Of course, the effects of alcohol are not all positive. We all adopted nicknames for the characters we become after a few drinks. Perhaps you are the "happy drunkard," or maybe you have a reputation for being an "aggressive drunkard" who takes all the wrong direction after a pint.

The relationship between alcohol and antisocial behavior is well documented – anecdotally and as part of research. Many arguments and fights come from someone who has had one too many. Scientists believe that we behave this way when we are drunk because we misinterpret social situations and lose our sense of empathy. Essentially, once we begin to brood and stumble, our ability to understand or share the emotions of others also disappears.

Drunk people lose their ability to interpret the feelings of the people around them.
Dusan Petkovic / Shutterstock

Make your decisions in a state of drunkenness

If someone did something wrong while he was under the influence of alcohol, we tend to give him a card "get out of jail" rather than the hold responsible for his actions. We also extend these excuses to ourselves.

But in our research, we have tried to paint a clearer picture of the relationship between alcohol consumption, empathy and moral behavior. Ultimately, although alcohol use may affect our empathy and cause us to respond inappropriately to the emotions and reactions of others, it does not necessarily change our moral standards or the principles we use to distinguish between this. who is right and what is wrong.

In a recent experiment, we gave participants vodka shots, then measured their empathy and moral decisions. We presented images showing various people expressing emotions to our participants. After receiving a higher dose of vodka, people began to respond inappropriately to these emotional displays, signaling that they felt positively about sad and negative faces about happy faces. The more people were intoxicated, the more their empathy was altered – drinking a few drinks weakened their ability to understand and share the emotions of others.

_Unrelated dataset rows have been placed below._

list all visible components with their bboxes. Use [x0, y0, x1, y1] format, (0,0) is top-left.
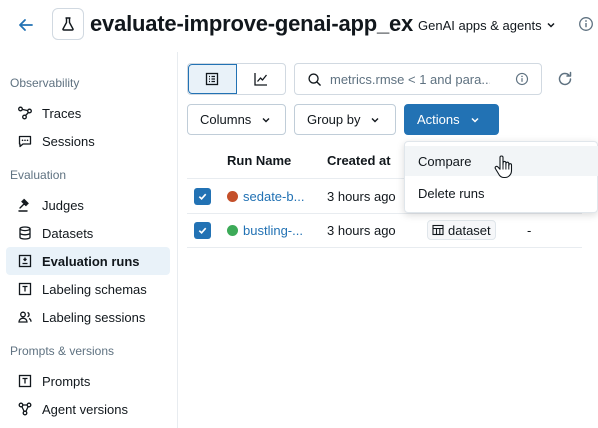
columns-button[interactable]: Columns — [187, 104, 286, 135]
line-chart-icon — [254, 73, 267, 86]
group-by-button-label: Group by — [307, 112, 361, 127]
actions-button[interactable]: Actions — [404, 104, 499, 135]
table-icon — [432, 224, 444, 236]
sidebar-item-evaluation-runs[interactable]: Evaluation runs — [6, 247, 170, 275]
chevron-down-icon — [471, 117, 479, 123]
run-color-dot[interactable] — [227, 225, 238, 236]
list-view-icon — [206, 72, 219, 86]
app-type-select[interactable]: GenAI apps & agents — [418, 14, 556, 36]
back-button[interactable] — [14, 13, 38, 37]
created-at-cell: 3 hours ago — [327, 223, 396, 238]
created-at-cell: 3 hours ago — [327, 189, 396, 204]
view-toggle — [187, 63, 286, 95]
search-input[interactable]: metrics.rmse < 1 and para... — [294, 63, 542, 95]
sidebar-item-labeling-schemas[interactable]: Labeling schemas — [6, 275, 170, 303]
sidebar-item-labeling-sessions[interactable]: Labeling sessions — [6, 303, 170, 331]
text-box-icon — [16, 372, 34, 390]
chevron-down-icon — [371, 117, 379, 122]
users-icon — [16, 308, 34, 326]
sidebar: Observability Traces Sessions Evaluation… — [0, 52, 178, 428]
experiment-icon-box — [52, 8, 84, 40]
gavel-icon — [16, 196, 34, 214]
beaker-icon — [62, 17, 74, 31]
table-view-button[interactable] — [188, 64, 237, 94]
check-icon — [198, 227, 207, 234]
dataset-tag[interactable]: dataset — [427, 220, 496, 240]
sidebar-item-sessions[interactable]: Sessions — [6, 127, 170, 155]
dataset-tag-label: dataset — [448, 222, 491, 238]
sidebar-item-label: Labeling sessions — [42, 309, 146, 325]
nodes-icon — [16, 400, 34, 418]
menu-item-delete-runs[interactable]: Delete runs — [405, 178, 598, 208]
sidebar-item-label: Datasets — [42, 225, 94, 241]
sidebar-item-label: Prompts — [42, 373, 91, 389]
chevron-down-icon — [262, 117, 270, 122]
section-label-prompts: Prompts & versions — [10, 344, 115, 358]
arrow-left-icon — [19, 19, 33, 31]
sidebar-item-judges[interactable]: Judges — [6, 191, 170, 219]
run-name-link[interactable]: bustling-... — [243, 223, 303, 238]
check-icon — [198, 193, 207, 200]
search-icon — [308, 72, 321, 86]
sidebar-item-label: Traces — [42, 105, 82, 121]
info-icon[interactable] — [578, 16, 594, 32]
search-placeholder: metrics.rmse < 1 and para... — [330, 71, 490, 87]
group-by-button[interactable]: Group by — [294, 104, 396, 135]
chat-bubble-icon — [16, 132, 34, 150]
sidebar-item-prompts[interactable]: Prompts — [6, 367, 170, 395]
sidebar-item-traces[interactable]: Traces — [6, 99, 170, 127]
sidebar-item-label: Evaluation runs — [42, 253, 140, 269]
sidebar-item-agent-versions[interactable]: Agent versions — [6, 395, 170, 423]
refresh-icon[interactable] — [555, 69, 575, 89]
table-divider — [187, 247, 582, 248]
chart-view-button[interactable] — [237, 64, 286, 94]
row-checkbox[interactable] — [194, 222, 211, 239]
actions-button-label: Actions — [417, 112, 460, 127]
column-header-created-at[interactable]: Created at — [327, 153, 391, 168]
row-checkbox[interactable] — [194, 188, 211, 205]
page-title: evaluate-improve-genai-app_ex — [90, 11, 414, 36]
sidebar-item-label: Judges — [42, 197, 84, 213]
traces-icon — [16, 104, 34, 122]
run-color-dot[interactable] — [227, 191, 238, 202]
list-check-icon — [16, 252, 34, 270]
sidebar-item-label: Labeling schemas — [42, 281, 147, 297]
database-icon — [16, 224, 34, 242]
section-label-evaluation: Evaluation — [10, 168, 67, 182]
column-header-run-name[interactable]: Run Name — [227, 153, 291, 168]
hand-cursor-icon — [494, 155, 513, 179]
section-label-observability: Observability — [10, 76, 80, 90]
extra-cell: - — [527, 223, 532, 238]
sidebar-item-label: Agent versions — [42, 401, 128, 417]
text-box-icon — [16, 280, 34, 298]
chevron-down-icon — [547, 22, 555, 28]
columns-button-label: Columns — [200, 112, 252, 127]
sidebar-item-datasets[interactable]: Datasets — [6, 219, 170, 247]
run-name-link[interactable]: sedate-b... — [243, 189, 304, 204]
page-header: evaluate-improve-genai-app_ex GenAI apps… — [0, 0, 598, 52]
table-divider — [187, 213, 582, 214]
app-type-select-label: GenAI apps & agents — [418, 17, 542, 33]
info-icon[interactable] — [515, 72, 529, 86]
sidebar-item-label: Sessions — [42, 133, 95, 149]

During the experiment, users were asked to wear virtual reality headsets to make a moral decision in the context of a simulation.
Standret / Shutterstock

But did that have an effect on their morality?

People told us what they thought they were doing in moral dilemmas, and then looked at what they actually did to simulate a moral dilemma in virtual reality. Think about what you could do in one of these situations:

A fleeing cart goes to five construction workers who can not hear it. You are on a bridge between the approaching wagon and the workers. In front of you is a very big stranger. If you push this stranger on the rails below, their great mass will stop the cart. This person will be killed but the five construction workers will be saved. Would you do it?

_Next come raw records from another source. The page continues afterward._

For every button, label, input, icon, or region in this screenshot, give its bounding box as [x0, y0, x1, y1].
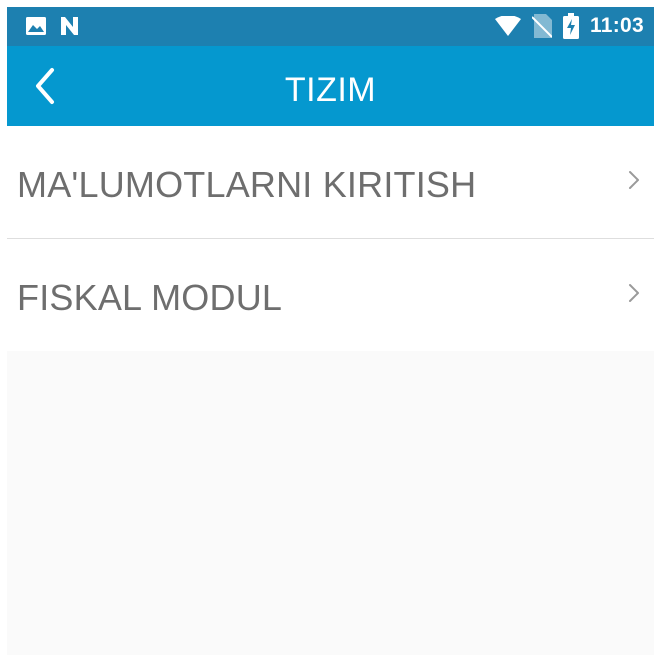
image-icon — [26, 17, 46, 35]
menu-list: MA'LUMOTLARNI KIRITISH FISKAL MODUL — [7, 126, 654, 352]
screen: 11:03 TIZIM MA'LUMOTLARNI KIRITISH FISKA… — [0, 0, 654, 655]
menu-item-label: MA'LUMOTLARNI KIRITISH — [17, 164, 477, 205]
chevron-right-icon — [628, 283, 640, 303]
status-right-icons: 11:03 — [494, 13, 644, 39]
status-left-icons — [26, 17, 80, 35]
empty-area — [7, 351, 654, 655]
page-title: TIZIM — [284, 71, 377, 109]
menu-item-fiscal-module[interactable]: FISKAL MODUL — [7, 239, 654, 352]
app-bar: TIZIM — [7, 46, 654, 126]
no-sim-icon — [531, 14, 553, 38]
chevron-right-icon — [628, 170, 640, 190]
menu-item-label: FISKAL MODUL — [17, 277, 283, 318]
status-bar: 11:03 — [7, 7, 654, 46]
menu-item-data-entry[interactable]: MA'LUMOTLARNI KIRITISH — [7, 126, 654, 239]
battery-charging-icon — [562, 13, 579, 39]
status-time: 11:03 — [589, 14, 644, 37]
n-notification-icon — [60, 17, 80, 35]
wifi-icon — [494, 15, 521, 36]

Although alcohol may have altered the empathy of our participants, it did not affect the way they judged these moral situations or their behavior. If someone chose to push the person off the bridge to save more lives while he was sober, he was doing the same thing when he was drunk. If people refused to sacrifice the life of the person in the same situation because they thought that killing was wrong, whatever the consequences, they did the same when they were drunk.

It turns out that, although we may believe that alcohol changes our personality, this is not the case. You are still the same person after a drink – your current moral sense has remained intact. So, while alcohol can affect how we interpret and understand the emotions of others, we can not blame our immoral behaviors for alcohol.

Drunken has the same moral compass. And you are therefore responsible for your moral and immoral actions, whether you have drunk a few drinks or not.